Exobiotanica, photo ©Azuma Makoto ©Shiinoki / AMKK

“I deeply consider ecosystems and environmental issues because I deal with flowers and plants that live on earth,” Makoto says. “Even in Tokyo where I am based, it feels like the environment is constantly changing every year. I think the change will continue even further, and as a human being, I always have awareness of the problem. I have never directly expressed it through my work, but I would feel happy if my work becomes the start for people to turn their eyes toward nature and ecosystems which exist behind my works by looking at what I created.”

Exobiotanica, photo ©Azuma Makoto ©Shiinoki / AMKK

The forms of the containers are always ambitious. In 2014 and again in 2017, as part of his photo series EXOBIOTANICA I, II, Makoto sent a 50-year-old bonsai tree and several bouquets of flowers into the stratosphere; plants suspended on a steel-frame structure carried by industrial balloons. Launched from Love Lock Desert in Nevada, a medium-format camera documents the ascent into space, roughly 30,000-100,000 ft, until the plant hits the temperature snap, about -60°C. The sun’s rays change as the object gets closer and the structure eventually descends back towards Earth. But in the photograph’s brief suspension, Earth in the background, the bouquet in the foreground, the spatter of petals and leaves trick the eye into thinking confetti exists, floating in space. The bonsai tree, dubbed Shiki 1, conjures up images of the final scenes of Hayao Miyazaki’s 1998 film Laputa: Castle in the Sky, where the fabled floating city of Laputa sluffs off the human-made civilization as it floats skyward. When it reaches outer space nothing is left, nothing but the tree at the castle’s core.

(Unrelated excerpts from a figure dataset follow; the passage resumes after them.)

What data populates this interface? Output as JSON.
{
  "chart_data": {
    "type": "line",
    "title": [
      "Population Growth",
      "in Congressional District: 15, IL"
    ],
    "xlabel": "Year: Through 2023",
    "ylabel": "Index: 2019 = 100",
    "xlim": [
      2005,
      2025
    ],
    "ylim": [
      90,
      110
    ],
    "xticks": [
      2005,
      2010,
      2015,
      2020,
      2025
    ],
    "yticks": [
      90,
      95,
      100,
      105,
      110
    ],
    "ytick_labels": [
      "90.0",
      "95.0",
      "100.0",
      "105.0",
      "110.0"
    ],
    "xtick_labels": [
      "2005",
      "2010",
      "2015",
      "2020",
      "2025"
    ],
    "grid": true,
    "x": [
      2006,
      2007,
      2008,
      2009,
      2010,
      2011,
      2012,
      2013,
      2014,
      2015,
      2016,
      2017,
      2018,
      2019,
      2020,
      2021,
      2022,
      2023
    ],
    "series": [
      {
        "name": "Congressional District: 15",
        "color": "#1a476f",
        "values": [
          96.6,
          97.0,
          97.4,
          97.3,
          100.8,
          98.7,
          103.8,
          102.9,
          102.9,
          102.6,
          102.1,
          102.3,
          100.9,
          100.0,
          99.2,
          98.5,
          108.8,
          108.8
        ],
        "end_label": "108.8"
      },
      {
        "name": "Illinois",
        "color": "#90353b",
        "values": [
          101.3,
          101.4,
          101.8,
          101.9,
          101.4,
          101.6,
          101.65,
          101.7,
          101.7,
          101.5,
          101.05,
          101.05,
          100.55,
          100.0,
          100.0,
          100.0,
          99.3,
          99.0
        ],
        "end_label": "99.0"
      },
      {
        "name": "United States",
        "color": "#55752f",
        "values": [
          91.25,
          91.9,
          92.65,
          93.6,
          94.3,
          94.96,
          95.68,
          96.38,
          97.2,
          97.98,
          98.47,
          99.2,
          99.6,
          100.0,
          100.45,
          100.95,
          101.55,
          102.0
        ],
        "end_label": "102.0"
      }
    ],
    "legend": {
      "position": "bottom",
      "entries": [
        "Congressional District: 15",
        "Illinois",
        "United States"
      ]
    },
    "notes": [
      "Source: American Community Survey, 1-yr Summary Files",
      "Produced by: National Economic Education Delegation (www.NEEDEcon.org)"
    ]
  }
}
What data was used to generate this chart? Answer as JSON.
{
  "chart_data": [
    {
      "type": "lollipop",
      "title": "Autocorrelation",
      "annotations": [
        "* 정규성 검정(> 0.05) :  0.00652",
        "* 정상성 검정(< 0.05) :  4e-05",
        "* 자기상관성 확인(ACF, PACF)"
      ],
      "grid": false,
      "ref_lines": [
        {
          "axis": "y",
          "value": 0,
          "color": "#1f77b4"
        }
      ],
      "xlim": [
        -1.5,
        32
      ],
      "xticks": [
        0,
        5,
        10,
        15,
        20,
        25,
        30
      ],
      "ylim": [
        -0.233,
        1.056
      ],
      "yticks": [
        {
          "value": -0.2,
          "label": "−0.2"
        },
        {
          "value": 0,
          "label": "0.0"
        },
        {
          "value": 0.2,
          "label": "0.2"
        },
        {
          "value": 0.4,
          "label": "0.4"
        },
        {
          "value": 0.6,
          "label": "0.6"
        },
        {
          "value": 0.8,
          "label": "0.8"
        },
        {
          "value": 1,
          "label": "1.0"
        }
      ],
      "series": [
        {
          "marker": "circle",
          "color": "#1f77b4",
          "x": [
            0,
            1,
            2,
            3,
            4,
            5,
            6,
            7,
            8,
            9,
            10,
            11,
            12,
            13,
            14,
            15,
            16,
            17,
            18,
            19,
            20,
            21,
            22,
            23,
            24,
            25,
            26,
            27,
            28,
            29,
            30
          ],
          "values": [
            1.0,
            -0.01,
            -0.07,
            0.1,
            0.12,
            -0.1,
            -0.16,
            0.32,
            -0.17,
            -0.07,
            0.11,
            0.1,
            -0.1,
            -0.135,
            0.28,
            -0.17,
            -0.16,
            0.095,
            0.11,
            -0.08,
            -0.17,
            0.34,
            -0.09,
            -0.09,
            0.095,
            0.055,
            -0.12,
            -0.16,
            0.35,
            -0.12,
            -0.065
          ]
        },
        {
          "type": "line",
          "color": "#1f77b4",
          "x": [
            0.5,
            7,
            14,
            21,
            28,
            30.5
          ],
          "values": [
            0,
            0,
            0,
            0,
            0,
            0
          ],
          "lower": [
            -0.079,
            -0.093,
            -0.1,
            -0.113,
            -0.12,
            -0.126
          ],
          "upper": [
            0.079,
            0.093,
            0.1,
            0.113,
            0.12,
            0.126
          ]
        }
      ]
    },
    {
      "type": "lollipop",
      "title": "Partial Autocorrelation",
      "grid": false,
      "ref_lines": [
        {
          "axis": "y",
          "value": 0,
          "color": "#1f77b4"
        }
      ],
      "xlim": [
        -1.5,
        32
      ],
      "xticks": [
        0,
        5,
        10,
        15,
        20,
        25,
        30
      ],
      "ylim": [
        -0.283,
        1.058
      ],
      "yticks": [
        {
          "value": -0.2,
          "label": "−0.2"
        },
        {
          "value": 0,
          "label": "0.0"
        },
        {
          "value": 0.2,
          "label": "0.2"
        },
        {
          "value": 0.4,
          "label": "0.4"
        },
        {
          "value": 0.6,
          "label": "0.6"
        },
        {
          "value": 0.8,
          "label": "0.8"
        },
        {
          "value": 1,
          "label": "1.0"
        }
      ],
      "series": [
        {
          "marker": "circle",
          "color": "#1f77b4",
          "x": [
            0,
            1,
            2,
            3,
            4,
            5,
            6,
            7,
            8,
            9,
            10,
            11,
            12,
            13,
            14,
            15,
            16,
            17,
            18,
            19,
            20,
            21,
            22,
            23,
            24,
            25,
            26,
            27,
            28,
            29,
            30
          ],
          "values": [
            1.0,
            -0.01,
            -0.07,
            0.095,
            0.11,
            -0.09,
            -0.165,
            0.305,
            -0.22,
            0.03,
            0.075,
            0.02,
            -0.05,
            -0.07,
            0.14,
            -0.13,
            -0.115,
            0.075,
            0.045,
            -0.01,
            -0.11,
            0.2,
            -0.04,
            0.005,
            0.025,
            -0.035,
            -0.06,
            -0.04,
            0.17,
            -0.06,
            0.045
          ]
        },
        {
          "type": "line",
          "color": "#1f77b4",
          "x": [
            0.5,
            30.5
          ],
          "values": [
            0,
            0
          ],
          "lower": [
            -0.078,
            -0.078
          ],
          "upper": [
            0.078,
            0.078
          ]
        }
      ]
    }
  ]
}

 Flower & Man, photo ©Azuma Makoto ©Shiinoki / AMKK

In the Flower & Man series Makoto explores human’s relationship to flowers, life-sized bouquets of vivid flowers cropping up in the most unexpected of places: a skydiver jumps out of a plane with one in hand, a rickshaw runner pulls one on their cart all over Tokyo. But the most striking image is that of a professional wrestler hurling his body onto the bouquet, the arrangement sandwiched between him, petals flying everywhere until they are finally crushed as both man and flowers hit the canvas. It’s an extreme cultural collision. The macho wrestler embodies the force of entertainment-sized masculine ideals, which dominates a traditionally feminized object – a gorgeous bunch of flowers.

Flower & Man, photo ©Azuma Makoto ©Shiinoki / AMKK

“A flower is already a beautifully completed existence, so if a human wants to do editing of it, it is my opinion that I should create different beauty which is not something copied from nature,” Makoto said. “That is the respect to nature. That is why I create my work which purposely has roots uncovered to express breaking off its connection to soil or matching a flower with artificial materials. By doing so, it causes friction between natural beauty and artificial beauty, and I would like to pursue new beauty which makes plants’ beauty and their mystique stand out.”

Bringing an arrangement of flowers into a stadium of fans roaring at the bouquet’s dismantling speaks to a different future than the ones where humans’ seal off plants in futuristic pods for their own survival or launch flowers into space to fall back down, but all these examples weave together the “utmost limits”, of art. And what’s more punk than that?